Stay Busy. Fill time to help change thinking patterns.
• Visit a friend who doesn’t use.
• Fix something around your house, apartment, or dorm.
• Clean your room.
• Start a hobby.
• Take a course that is fun, like Latin dance or an art class.
• Go to a movie (unless you used to use before going to a movie).
• Wrap yourself in a good book.
• Knit or sew.
• Work on a crossword or jigsaw puzzle.
• Play a video game.
• Study more!
Seven Practical Tips for Managing Urges:
- Leave the scene of an urge. When possible, get away from a situation that triggers an urge. A short walk or change of scenery can do wonders. Even 15 minutes. Remember to reduce your temptation before you become overwhelmed.
- Use deep breathing. Take a deep breath through your mouth. Hold the air in your lungs for five to seven seconds. Breathe out slowly. Repeat until the urge passes.
- Get a fidget spinner. Put something in your mouth. Try sugarless gum, sugarless candy, diet beverage, toothpicks, pen or pencil, coffee stirrers or straw.
- Water out urges. Shower or bathe twice daily. Have a shower or bath when you feel that you are going to crack. Drink a glass of water. Drown the urge and flush toxins out.
- Get active. Try brisk walking or sports that speed up your breathing and heart rates.

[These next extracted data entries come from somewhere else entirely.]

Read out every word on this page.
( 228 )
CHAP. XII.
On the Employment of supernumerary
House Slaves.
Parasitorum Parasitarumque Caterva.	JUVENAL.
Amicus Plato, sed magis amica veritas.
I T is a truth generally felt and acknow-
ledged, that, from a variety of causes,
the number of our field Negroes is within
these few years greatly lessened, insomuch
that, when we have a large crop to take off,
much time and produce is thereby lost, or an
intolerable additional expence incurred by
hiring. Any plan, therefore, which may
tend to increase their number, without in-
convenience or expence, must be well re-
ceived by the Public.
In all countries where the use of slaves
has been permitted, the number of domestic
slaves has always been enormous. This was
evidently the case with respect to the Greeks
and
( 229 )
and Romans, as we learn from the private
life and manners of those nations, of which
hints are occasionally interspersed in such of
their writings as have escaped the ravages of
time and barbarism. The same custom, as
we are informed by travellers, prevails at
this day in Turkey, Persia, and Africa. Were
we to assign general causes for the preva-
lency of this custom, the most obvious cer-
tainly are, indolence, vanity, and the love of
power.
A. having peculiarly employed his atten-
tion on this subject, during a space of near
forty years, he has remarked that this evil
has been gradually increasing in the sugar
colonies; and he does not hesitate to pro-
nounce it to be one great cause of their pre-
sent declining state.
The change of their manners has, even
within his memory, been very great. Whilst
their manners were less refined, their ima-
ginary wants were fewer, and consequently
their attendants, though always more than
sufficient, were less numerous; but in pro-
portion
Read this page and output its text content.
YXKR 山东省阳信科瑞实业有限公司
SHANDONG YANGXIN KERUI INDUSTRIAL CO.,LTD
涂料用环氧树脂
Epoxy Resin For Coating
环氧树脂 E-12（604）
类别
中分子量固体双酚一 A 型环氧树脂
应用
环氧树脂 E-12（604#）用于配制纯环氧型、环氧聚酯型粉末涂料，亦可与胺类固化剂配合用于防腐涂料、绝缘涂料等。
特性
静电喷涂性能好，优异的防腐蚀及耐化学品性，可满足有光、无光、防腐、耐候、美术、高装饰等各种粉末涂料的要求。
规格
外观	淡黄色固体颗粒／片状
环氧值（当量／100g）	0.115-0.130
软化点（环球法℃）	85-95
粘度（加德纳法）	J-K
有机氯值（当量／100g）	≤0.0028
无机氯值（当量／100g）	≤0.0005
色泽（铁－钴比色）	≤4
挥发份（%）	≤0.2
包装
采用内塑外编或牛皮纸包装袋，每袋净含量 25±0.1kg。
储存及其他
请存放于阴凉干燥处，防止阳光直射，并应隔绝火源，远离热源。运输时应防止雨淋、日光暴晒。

- Relax. When you’re feeling frustrated, worried or anxious, think calming thoughts, or use a relaxation CD. Mindify is a great app on the phone.
- Avoid Boredom. You may be used to getting high to pass the time. Plan your day or activities to cut down on idle time. Stay active through different physical activities and keep your hands busy.
Social events can be very risky. Avoid them for the first few weeks while you are trying to quit. Avoid drinking alcohol and seek out other non users. Mentally prepare yourself for social situations and review your reasons for quitting and the benefits you will reap. Be selfish. This is about YOU and NOT your friends.
Identify situations that will be difficult for you (triggers) and solutions for dealing with them.*
|Trigger:||Strategy for Coping|
*My Commitment to Stop Using
I hereby commit to, and accept responsibility for achieving the goals that I have initialed below. These goals are designed to prepare me to stop using. In addition, they show my motivation, confidence, and commitment to the quitting process. I understand that a slip can occur and I must not use it as an excuse to return to use.
- I will follow the helpful hints and keep in mind what I am experiencing is normal.
- I will begin to increase my physical activities.
I commit to: ____________________________________________________________________
- I will throw away all of my paraphernalia. (No holding on to anything for old time sake).
- I will avoid places where there are temptations to get high, such as bars and time with friends who get high.
- I will drink an extra two glasses of water each day.